Does reading make you hungry? Have you ever wanted to eat a book? The Edible Book Festival is an opportunity to do just that (or to imagine doing it, anyway). This year’s festival, held on Monday, April 10 in Moffitt Library, was a display of culinary renderings of famous literary works. Entries ran the gamut, from “A Wrinkle in Thyme” (A Wrinkle in Time) to “Red Velveteen Rabbit Cupcakes” (The Velveteen Rabbit) to “Me Guac Pretty One Day” (Me Talk Pretty One Day). Some entries played directly off their book’s title, as in the case of an olive twist bread, while others made references to the content: a daikon radish boat sailing over a pile of collard greens (Love in the Time of Cholera).
Judges Julie Chen, Jean Ferguson, and Susan Schweik selected entries for the categories of Best in Show, Punniest, and Best Student Entry, and Most-Book-Like. There was also a People’s Choice award, for which the 80-plus attendees cast votes for their top three picks. Competition for this award was fierce: the winter was “Love in the Thyme of Collard Greens,” with “Olive(r) Twist” and “The Last UniCorn Dog” taking second and third place, respectively. “Love” also took Best in Show, while the corn dogs went home with Punniest.

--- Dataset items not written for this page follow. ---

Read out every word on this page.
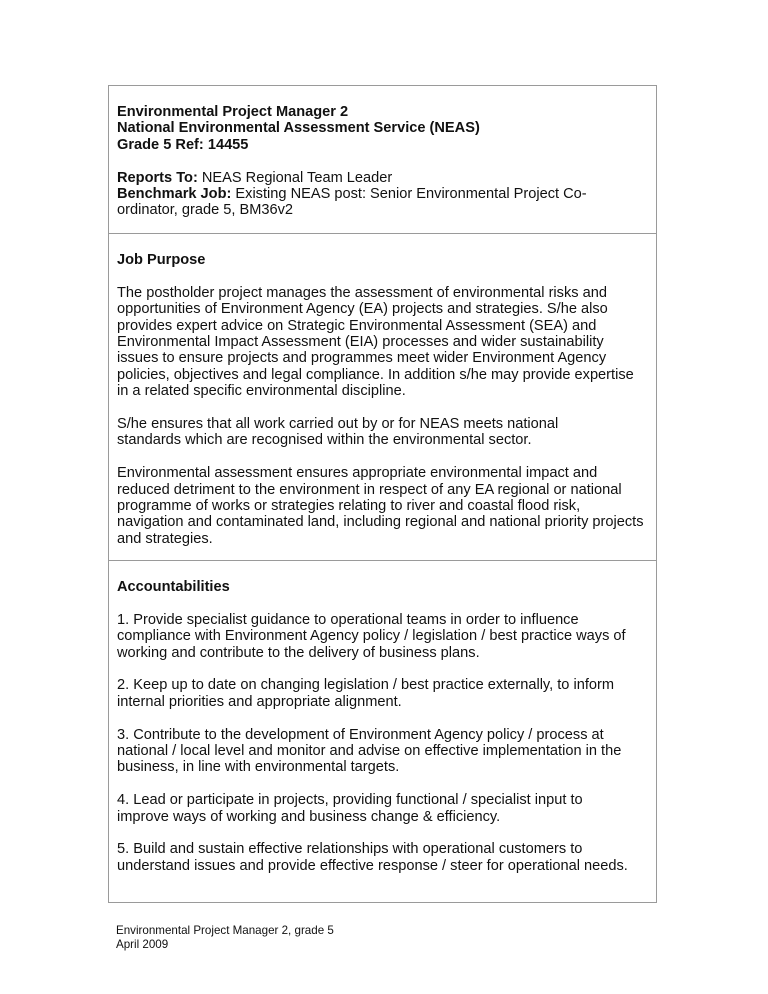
Environmental Project Manager 2

National Environmental Assessment Service (NEAS)

Grade 5 Ref: 14455

Reports To: NEAS Regional Team Leader

Benchmark Job: Existing NEAS post: Senior Environmental Project Co-ordinator, grade 5, BM36v2

Job Purpose

The postholder project manages the assessment of environmental risks and opportunities of Environment Agency (EA) projects and strategies. S/he also provides expert advice on Strategic Environmental Assessment (SEA) and Environmental Impact Assessment (EIA) processes and wider sustainability issues to ensure projects and programmes meet wider Environment Agency policies, objectives and legal compliance. In addition s/he may provide expertise in a related specific environmental discipline.

S/he ensures that all work carried out by or for NEAS meets national standards which are recognised within the environmental sector.

Environmental assessment ensures appropriate environmental impact and reduced detriment to the environment in respect of any EA regional or national programme of works or strategies relating to river and coastal flood risk, navigation and contaminated land, including regional and national priority projects and strategies.

Accountabilities

1. Provide specialist guidance to operational teams in order to influence compliance with Environment Agency policy / legislation / best practice ways of working and contribute to the delivery of business plans.

2. Keep up to date on changing legislation / best practice externally, to inform internal priorities and appropriate alignment.

3. Contribute to the development of Environment Agency policy / process at national / local level and monitor and advise on effective implementation in the business, in line with environmental targets.

4. Lead or participate in projects, providing functional / specialist input to improve ways of working and business change & efficiency.

5. Build and sustain effective relationships with operational customers to understand issues and provide effective response / steer for operational needs.

Environmental Project Manager 2, grade 5
April 2009
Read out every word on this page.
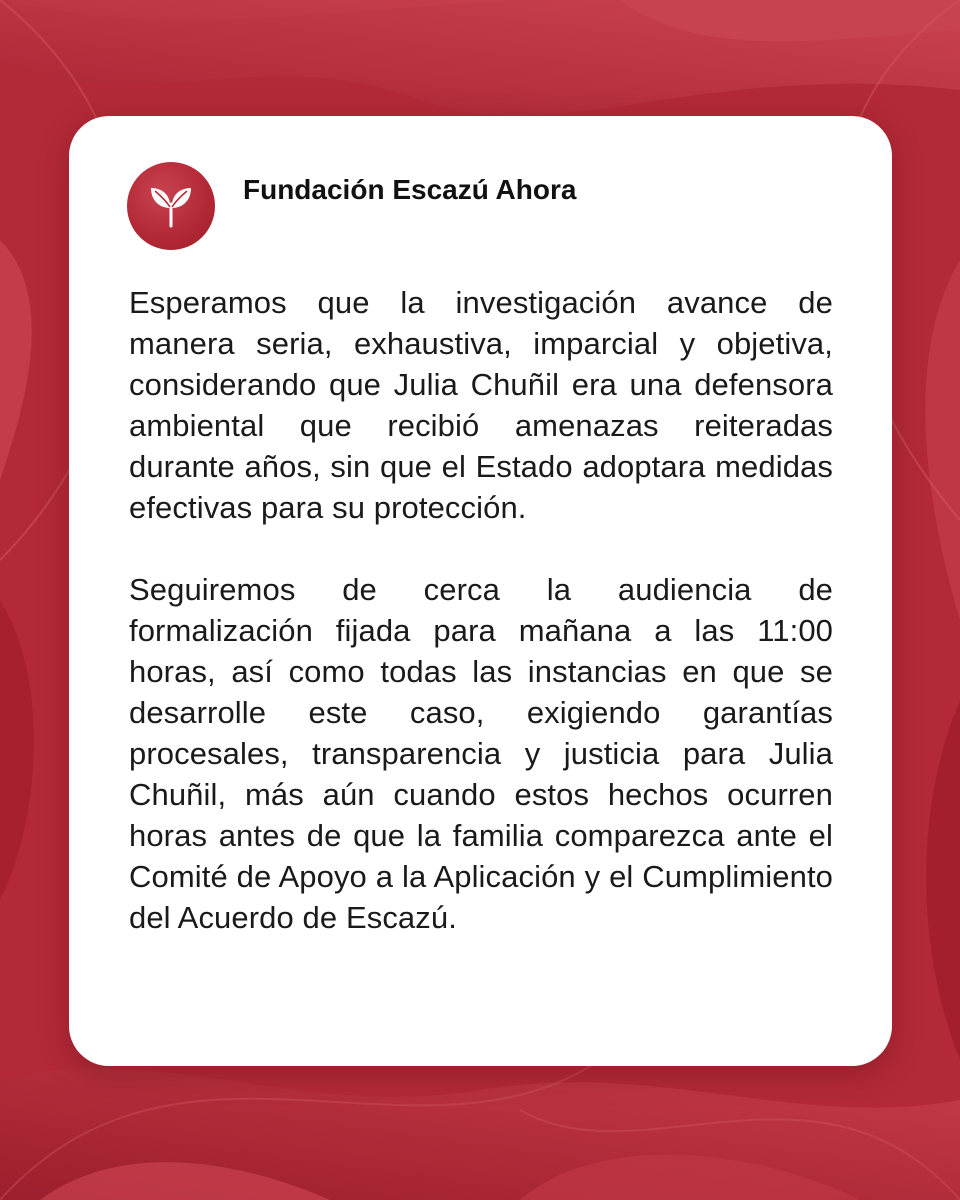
Fundación Escazú Ahora

Esperamos que la investigación avance de manera seria, exhaustiva, imparcial y objetiva, considerando que Julia Chuñil era una defensora ambiental que recibió amenazas reiteradas durante años, sin que el Estado adoptara medidas efectivas para su protección.

Seguiremos de cerca la audiencia de formalización fijada para mañana a las 11:00 horas, así como todas las instancias en que se desarrolle este caso, exigiendo garantías procesales, transparencia y justicia para Julia Chuñil, más aún cuando estos hechos ocurren horas antes de que la familia comparezca ante el Comité de Apoyo a la Aplicación y el Cumplimiento del Acuerdo de Escazú.
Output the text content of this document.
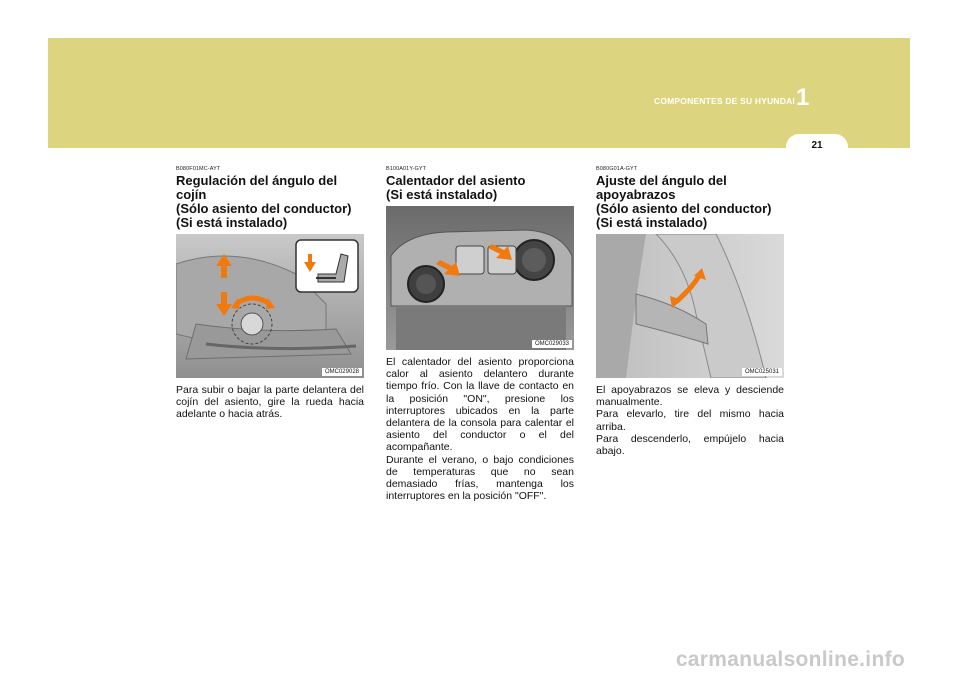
COMPONENTES DE SU HYUNDAI 1
21
B080F01MC-AYT
Regulación del ángulo del cojín
(Sólo asiento del conductor)
(Si está instalado)
OMC029028
Para subir o bajar la parte delantera del cojín del asiento, gire la rueda hacia adelante o hacia atrás.
B100A01Y-GYT
Calentador del asiento
(Si está instalado)
OMC029033
El calentador del asiento proporciona calor al asiento delantero durante tiempo frío. Con la llave de contacto en la posición "ON", presione los interruptores ubicados en la parte delantera de la consola para calentar el asiento del conductor o el del acompañante.
Durante el verano, o bajo condiciones de temperaturas que no sean demasiado frías, mantenga los interruptores en la posición "OFF".
B080G01A-GYT
Ajuste del ángulo del
apoyabrazos
(Sólo asiento del conductor)
(Si está instalado)
OMC025031
El apoyabrazos se eleva y desciende manualmente.
Para elevarlo, tire del mismo hacia arriba.
Para descenderlo, empújelo hacia abajo.
carmanualsonline.info
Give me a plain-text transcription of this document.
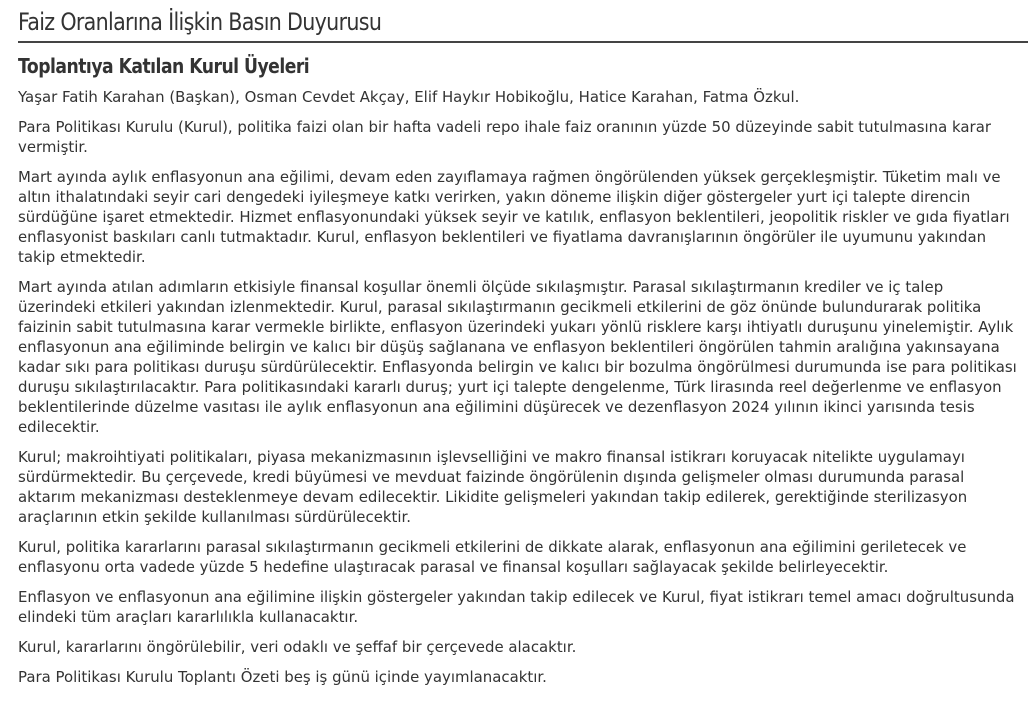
Faiz Oranlarına İlişkin Basın Duyurusu
Toplantıya Katılan Kurul Üyeleri

Yaşar Fatih Karahan (Başkan), Osman Cevdet Akçay, Elif Haykır Hobikoğlu, Hatice Karahan, Fatma Özkul.

Para Politikası Kurulu (Kurul), politika faizi olan bir hafta vadeli repo ihale faiz oranının yüzde 50 düzeyinde sabit tutulmasına karar vermiştir.

Mart ayında aylık enflasyonun ana eğilimi, devam eden zayıflamaya rağmen öngörülenden yüksek gerçekleşmiştir. Tüketim malı ve altın ithalatındaki seyir cari dengedeki iyileşmeye katkı verirken, yakın döneme ilişkin diğer göstergeler yurt içi talepte direncin sürdüğüne işaret etmektedir. Hizmet enflasyonundaki yüksek seyir ve katılık, enflasyon beklentileri, jeopolitik riskler ve gıda fiyatları enflasyonist baskıları canlı tutmaktadır. Kurul, enflasyon beklentileri ve fiyatlama davranışlarının öngörüler ile uyumunu yakından takip etmektedir.

Mart ayında atılan adımların etkisiyle finansal koşullar önemli ölçüde sıkılaşmıştır. Parasal sıkılaştırmanın krediler ve iç talep üzerindeki etkileri yakından izlenmektedir. Kurul, parasal sıkılaştırmanın gecikmeli etkilerini de göz önünde bulundurarak politika faizinin sabit tutulmasına karar vermekle birlikte, enflasyon üzerindeki yukarı yönlü risklere karşı ihtiyatlı duruşunu yinelemiştir. Aylık enflasyonun ana eğiliminde belirgin ve kalıcı bir düşüş sağlanana ve enflasyon beklentileri öngörülen tahmin aralığına yakınsayana kadar sıkı para politikası duruşu sürdürülecektir. Enflasyonda belirgin ve kalıcı bir bozulma öngörülmesi durumunda ise para politikası duruşu sıkılaştırılacaktır. Para politikasındaki kararlı duruş; yurt içi talepte dengelenme, Türk lirasında reel değerlenme ve enflasyon beklentilerinde düzelme vasıtası ile aylık enflasyonun ana eğilimini düşürecek ve dezenflasyon 2024 yılının ikinci yarısında tesis edilecektir.

Kurul; makroihtiyati politikaları, piyasa mekanizmasının işlevselliğini ve makro finansal istikrarı koruyacak nitelikte uygulamayı sürdürmektedir. Bu çerçevede, kredi büyümesi ve mevduat faizinde öngörülenin dışında gelişmeler olması durumunda parasal aktarım mekanizması desteklenmeye devam edilecektir. Likidite gelişmeleri yakından takip edilerek, gerektiğinde sterilizasyon araçlarının etkin şekilde kullanılması sürdürülecektir.

Kurul, politika kararlarını parasal sıkılaştırmanın gecikmeli etkilerini de dikkate alarak, enflasyonun ana eğilimini geriletecek ve enflasyonu orta vadede yüzde 5 hedefine ulaştıracak parasal ve finansal koşulları sağlayacak şekilde belirleyecektir.

Enflasyon ve enflasyonun ana eğilimine ilişkin göstergeler yakından takip edilecek ve Kurul, fiyat istikrarı temel amacı doğrultusunda elindeki tüm araçları kararlılıkla kullanacaktır.

Kurul, kararlarını öngörülebilir, veri odaklı ve şeffaf bir çerçevede alacaktır.

Para Politikası Kurulu Toplantı Özeti beş iş günü içinde yayımlanacaktır.
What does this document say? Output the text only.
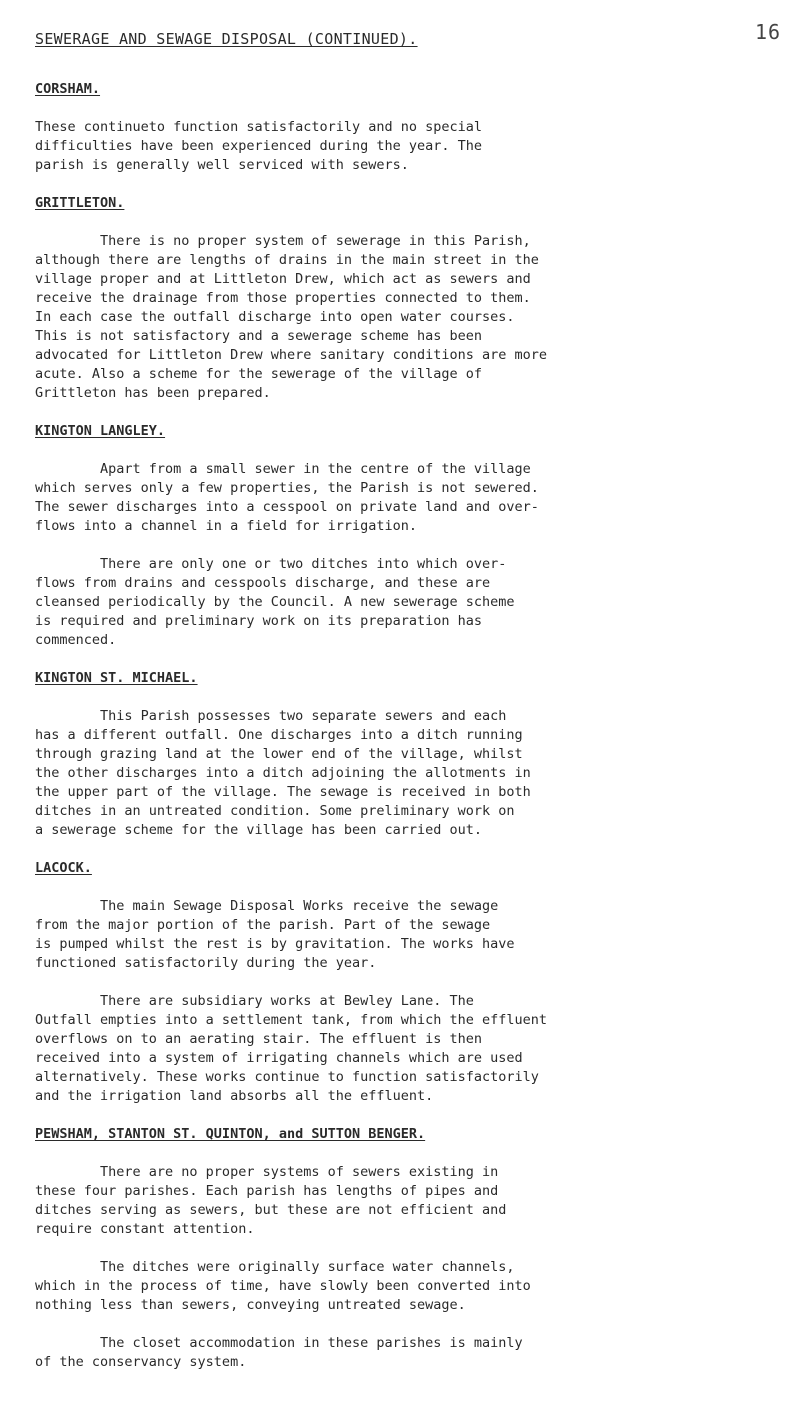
16
SEWERAGE AND SEWAGE DISPOSAL (CONTINUED).
CORSHAM.

These continueto function satisfactorily and no special
difficulties have been experienced during the year. The
parish is generally well serviced with sewers.

GRITTLETON.

There is no proper system of sewerage in this Parish,
although there are lengths of drains in the main street in the
village proper and at Littleton Drew, which act as sewers and
receive the drainage from those properties connected to them.
In each case the outfall discharge into open water courses.
This is not satisfactory and a sewerage scheme has been
advocated for Littleton Drew where sanitary conditions are more
acute. Also a scheme for the sewerage of the village of
Grittleton has been prepared.

KINGTON LANGLEY.

Apart from a small sewer in the centre of the village
which serves only a few properties, the Parish is not sewered.
The sewer discharges into a cesspool on private land and over-
flows into a channel in a field for irrigation.

There are only one or two ditches into which over-
flows from drains and cesspools discharge, and these are
cleansed periodically by the Council. A new sewerage scheme
is required and preliminary work on its preparation has
commenced.

KINGTON ST. MICHAEL.

This Parish possesses two separate sewers and each
has a different outfall. One discharges into a ditch running
through grazing land at the lower end of the village, whilst
the other discharges into a ditch adjoining the allotments in
the upper part of the village. The sewage is received in both
ditches in an untreated condition. Some preliminary work on
a sewerage scheme for the village has been carried out.

LACOCK.

The main Sewage Disposal Works receive the sewage
from the major portion of the parish. Part of the sewage
is pumped whilst the rest is by gravitation. The works have
functioned satisfactorily during the year.

There are subsidiary works at Bewley Lane. The
Outfall empties into a settlement tank, from which the effluent
overflows on to an aerating stair. The effluent is then
received into a system of irrigating channels which are used
alternatively. These works continue to function satisfactorily
and the irrigation land absorbs all the effluent.

PEWSHAM, STANTON ST. QUINTON, and SUTTON BENGER.

There are no proper systems of sewers existing in
these four parishes. Each parish has lengths of pipes and
ditches serving as sewers, but these are not efficient and
require constant attention.

The ditches were originally surface water channels,
which in the process of time, have slowly been converted into
nothing less than sewers, conveying untreated sewage.

The closet accommodation in these parishes is mainly
of the conservancy system.
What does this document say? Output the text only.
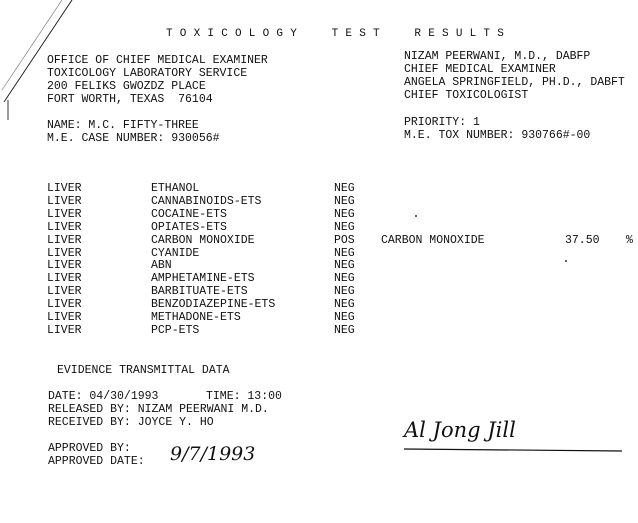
TOXICOLOGY  TEST  RESULTS
OFFICE OF CHIEF MEDICAL EXAMINER
TOXICOLOGY LABORATORY SERVICE
200 FELIKS GWOZDZ PLACE
FORT WORTH, TEXAS  76104
NIZAM PEERWANI, M.D., DABFP
CHIEF MEDICAL EXAMINER
ANGELA SPRINGFIELD, PH.D., DABFT
CHIEF TOXICOLOGIST
NAME: M.C. FIFTY-THREE
M.E. CASE NUMBER: 930056#
PRIORITY: 1
M.E. TOX NUMBER: 930766#-00
LIVER	ETHANOL	NEG
LIVER	CANNABINOIDS-ETS	NEG
LIVER	COCAINE-ETS	NEG
LIVER	OPIATES-ETS	NEG
LIVER	CARBON MONOXIDE	POS
LIVER	CYANIDE	NEG
LIVER	ABN	NEG
LIVER	AMPHETAMINE-ETS	NEG
LIVER	BARBITUATE-ETS	NEG
LIVER	BENZODIAZEPINE-ETS	NEG
LIVER	METHADONE-ETS	NEG
LIVER	PCP-ETS	NEG
CARBON MONOXIDE	37.50 %
EVIDENCE TRANSMITTAL DATA
DATE: 04/30/1993	TIME: 13:00
RELEASED BY: NIZAM PEERWANI M.D.
RECEIVED BY: JOYCE Y. HO
APPROVED BY:
APPROVED DATE: 9/7/1993
Al Jong Jill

Other winners were “The End of Your Leaf Book Club” (The End of your Life Book Club) for Most Book-Like, and “Rye + Pressed Juice = This” (Pride and Prejudice) for Best Student Entry. “12th Night” (Twelfth Night), and “Olive(r) Twist” (Oliver Twist) all took Edible Mentions.
The Edible Books Festival is held on or around April 1, which is the birthday of French gastronome Jean-Anthelme Brillat-Savarin, author of Physiologie du gout. The other, highly flexible rules of the festival require that all entries “. . . must be ‘bookish’ through the integration of text, literary inspiration, or, quite simply, the form.” It is an international phenomenon, with participation in Germany, Australia, Japan, and China, among other countries. This year’s festival was UC Berkeley’s first, but the judges, participants, and attendees are already looking forward to next year.